Data ingestion

Data ingestion consists of 3 steps:

  1. Transforming metadata (including phenotypic data).
  2. Transforming genomic variations (VCF).
  3. Load data into MongoDB.

Important

Here we will give you an overview of the tree steps. For an in depth explanation, please follow this tutorial.

1. Transforming Metadata (Including Phenotypic Data)

Data Ingestion 1

B2RI facilitates transforming your data—such as sequencing methodologies, bioinformatics tools, and phenotypic data—into the format defined by the Beacon v2 Models, using the bff-validator utility.

The Beacon v2 Models establish the default data structure (schema) for biological data responses. These models are defined using JSON Schema and organized hierarchically. The schemas consist of multiple properties or terms (also known as objects).

We have chosen MongoDB as a de facto database because it natively supports JSON documents. This allows us to store data directly in the database according to the Beacon v2 Models and provide Beacon v2 compliant responses without needing to re-map the data at the API level.

2. Transforming Genomic Variations (VCF)

Data Ingestion 2

For genomic data, B2RI provides a tool (beacon) that takes a VCF file as input and uses BCFtools, SnpEff, and SnpSift to annotate the data. Once annotated, the tool transforms the VCF data into the genomicVariations entry type defined by the Beacon v2 Models and serializes it into a JSON file.

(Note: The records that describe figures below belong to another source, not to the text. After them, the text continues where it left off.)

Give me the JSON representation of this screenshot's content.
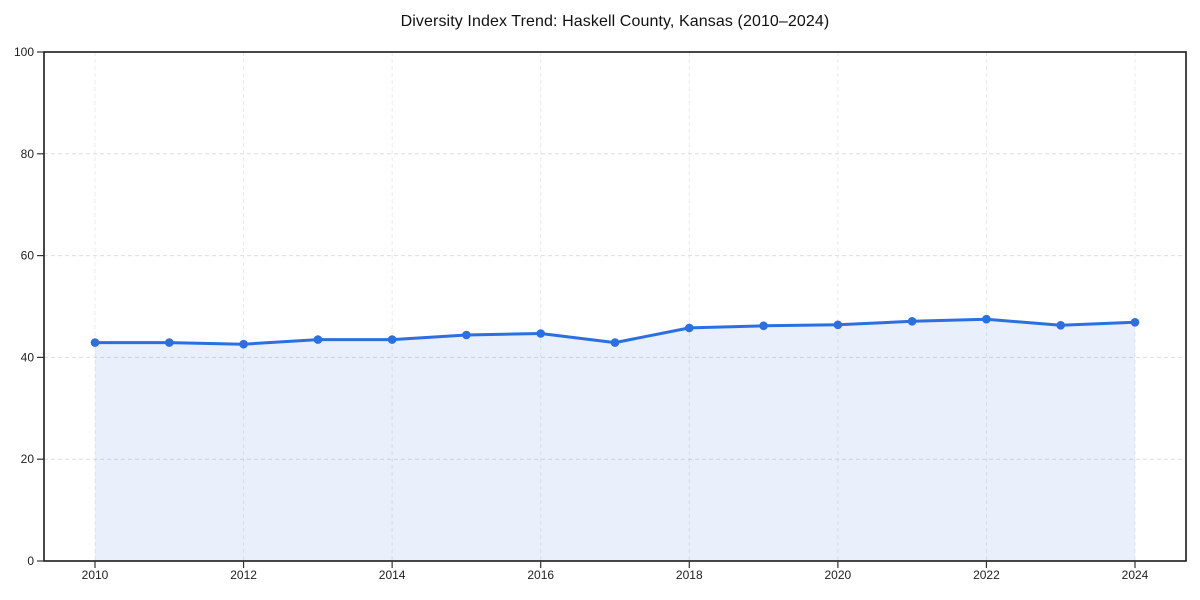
{
  "chart_data": {
    "type": "line",
    "title": "Diversity Index Trend: Haskell County, Kansas (2010–2024)",
    "xlabel": "",
    "ylabel": "",
    "x": [
      2010,
      2011,
      2012,
      2013,
      2014,
      2015,
      2016,
      2017,
      2018,
      2019,
      2020,
      2021,
      2022,
      2023,
      2024
    ],
    "series": [
      {
        "name": "Diversity Index",
        "values": [
          42.9,
          42.9,
          42.6,
          43.5,
          43.5,
          44.4,
          44.7,
          42.9,
          45.8,
          46.2,
          46.4,
          47.1,
          47.5,
          46.3,
          46.9
        ],
        "area_fill": true,
        "markers": true
      }
    ],
    "xticks": [
      2010,
      2012,
      2014,
      2016,
      2018,
      2020,
      2022,
      2024
    ],
    "yticks": [
      0,
      20,
      40,
      60,
      80,
      100
    ],
    "ylim": [
      0,
      100
    ],
    "grid": "dashed",
    "legend": "none",
    "colors": {
      "line": "#2b6fe0",
      "marker": "#2b6fe0",
      "fill": "rgba(43,111,224,0.10)",
      "grid_horizontal": "#dedede",
      "grid_vertical": "#ebebeb",
      "spine": "#1a1a1a",
      "tick": "#333333",
      "tick_label": "#1f1f1f",
      "background": "#ffffff"
    }
  }
}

3. Loading Data into MongoDB

Data Ingestion 3

After transformation, the JSON files adhere to what we call the Beacon Friendly Format (BFF).

The final step is loading the BFF files into a MongoDB instance. B2RI provides a tool (beacon) that loads BFF files into MongoDB. Once loaded, these files are referred to as collections.

Included Utilities

In addition to the beacon script and bff-validator, the data ingestion tools include several utilities to assist with data processing and beyond:

Furthermore, the beacon2-ri-tools repository includes the CINECA synthetic dataset.